Kessarin Tansuwanarat
RATE HIKES by central bank to curb inflation have been recently witnessed throughout Asia.
A question was raised by the public; i.e., do monetary authorities place too much emphasis upon inflation? For most people, the causes and impacts of inflation may remain rather difficult to understand, but what people realize is that that they will have to live with higher interest expenses such as credit card charges or overdraft lending rate, right after interest rate has been increased to curb inflationary pressures.
Before we can fully understand the impacts from inflation, first we need to understand the role of monetary policy maker. Central bank works in a similar way to a taxi driver. When passengers get into a cab, the taxi driver has to accomplish two missions; i.e., to get the passengers to their destination as fast as possible and to ensure safety. Nevertheless, sometimes these two goals are contradictory while achieving them simultaneously could post quite a challenge to the driver.
When a central bank decides to determine interest rate direction (i.e., to conduct monetary policy), it has to balance between two goals: growth and stability.
During an economic recession, people lose confidence and reluctant to spend and invest. Central bank then steps in, cutting rates to stimulate economic activities and induce more growth.
On the contrary, if the country is growing too fast beyond economic potential or maximum capacity the economy could accommodate, excess 'demand' will hence drive up the price. Inflation, when it is high and persists, could destabilize an economy and hinder sustainable growth in the long-run. With this regard, central bank would tighten monetary policy by raising interest rate with an aim to slowdown domestic demand.
While it is comprehensible that central banks need to take care of growth; to better understand why inflation also deserves great emphasis from monetary policy maker, let's take a close look at the causes and costs of inflation in details.
Normally, when there is too much money is chasing too few goods ; i.e., the quantity demanded for goods is greater than quantity supplied in the market, or 'excess demand', then price of goods increases, it is called 'demand-pull inflation'.
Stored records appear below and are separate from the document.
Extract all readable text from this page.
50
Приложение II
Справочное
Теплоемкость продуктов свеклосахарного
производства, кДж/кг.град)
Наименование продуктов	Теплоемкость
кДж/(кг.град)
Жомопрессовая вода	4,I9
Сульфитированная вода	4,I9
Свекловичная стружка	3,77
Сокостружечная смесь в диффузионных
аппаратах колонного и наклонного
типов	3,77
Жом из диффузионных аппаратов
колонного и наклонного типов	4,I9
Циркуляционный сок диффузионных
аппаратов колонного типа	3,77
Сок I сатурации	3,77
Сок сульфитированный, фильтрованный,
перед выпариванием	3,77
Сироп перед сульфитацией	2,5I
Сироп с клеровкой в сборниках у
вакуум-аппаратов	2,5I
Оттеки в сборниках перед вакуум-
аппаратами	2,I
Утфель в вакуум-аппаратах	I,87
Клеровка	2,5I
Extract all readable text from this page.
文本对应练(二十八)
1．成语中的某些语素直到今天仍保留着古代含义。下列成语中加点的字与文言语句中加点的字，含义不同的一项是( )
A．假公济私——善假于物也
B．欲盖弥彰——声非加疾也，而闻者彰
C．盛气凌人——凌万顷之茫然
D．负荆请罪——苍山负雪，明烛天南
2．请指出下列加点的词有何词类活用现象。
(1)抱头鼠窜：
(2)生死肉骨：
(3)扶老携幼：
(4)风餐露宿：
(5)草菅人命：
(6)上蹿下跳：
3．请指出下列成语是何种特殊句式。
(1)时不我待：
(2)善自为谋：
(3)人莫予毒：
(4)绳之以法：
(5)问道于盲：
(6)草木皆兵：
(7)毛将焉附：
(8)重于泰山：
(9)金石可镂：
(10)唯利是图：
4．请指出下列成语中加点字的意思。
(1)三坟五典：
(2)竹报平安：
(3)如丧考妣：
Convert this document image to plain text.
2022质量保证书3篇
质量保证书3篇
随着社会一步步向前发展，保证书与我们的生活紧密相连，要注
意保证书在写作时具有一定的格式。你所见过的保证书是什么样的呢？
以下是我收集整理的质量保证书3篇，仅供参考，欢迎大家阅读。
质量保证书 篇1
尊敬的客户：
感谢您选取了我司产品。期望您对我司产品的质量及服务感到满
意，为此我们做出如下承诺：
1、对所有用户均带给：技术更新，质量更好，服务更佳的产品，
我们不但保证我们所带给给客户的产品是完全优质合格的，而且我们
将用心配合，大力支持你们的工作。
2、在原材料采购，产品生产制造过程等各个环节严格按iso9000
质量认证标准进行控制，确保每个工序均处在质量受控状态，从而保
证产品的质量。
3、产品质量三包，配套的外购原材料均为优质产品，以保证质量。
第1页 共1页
Also, inflation may result from the 'cost-push' factors: the sudden rise in cost of production, given demand for goods and services remain unchanged. Increase in wages or import price of raw materials such as fuels obviously incur additional expenses to manufacturers, who, in turn, shall fully or partially pass ontoconsumers via retail price increase.
So, now we have inflation, but what costs would high inflation incur to an economy? First, inflation is like a tax on money, it erodes purchasing power of banknotes people hold. For example, 100 THB could buy 5 kilograms of rice today but may only buy only 1 kilograms of rice a year after. Inflation creates losses to savers.
Second, high inflation introduces uncertainty for businesses and consumers about future outlook. Being unable to estimate future costs as well and profits, business owners are less likely to invest more on productive projects or business expansion plans, which ultimately lead to slower economic output and longterm growth, accordingly.
Third, inflation results in higher cost of domestic product relative to overseas price, and then lowers export competitiveness of the country.
In addition, inflation widens income gap between the rich and the poor. People living off a fixedincome earning such as retirees or poor unskilled labor would suffer more in a high-inflation environment as it is very hard to raise daily wage while the wealthy individuals can protect themselves by investing in 'inflation-hedge' assets such as gold and home properties.
In summary, inflation is actually a sign that an economy is growing: a lack of inflation could hint that an economy is deteriorating. Therefore, economists perceive mild inflation as acceptable economic phenomenon. But when inflation persists and distorts prices and economic behaviors, it is labeled as a bad process. To ensure economic stability and sustainable growth, it is under central banks' major concerns to control the presence of inflation within acceptable level.
The opinions expressed in this article are the author’s own and do not necessarily reflect the official opinion of the Bank of Thailand.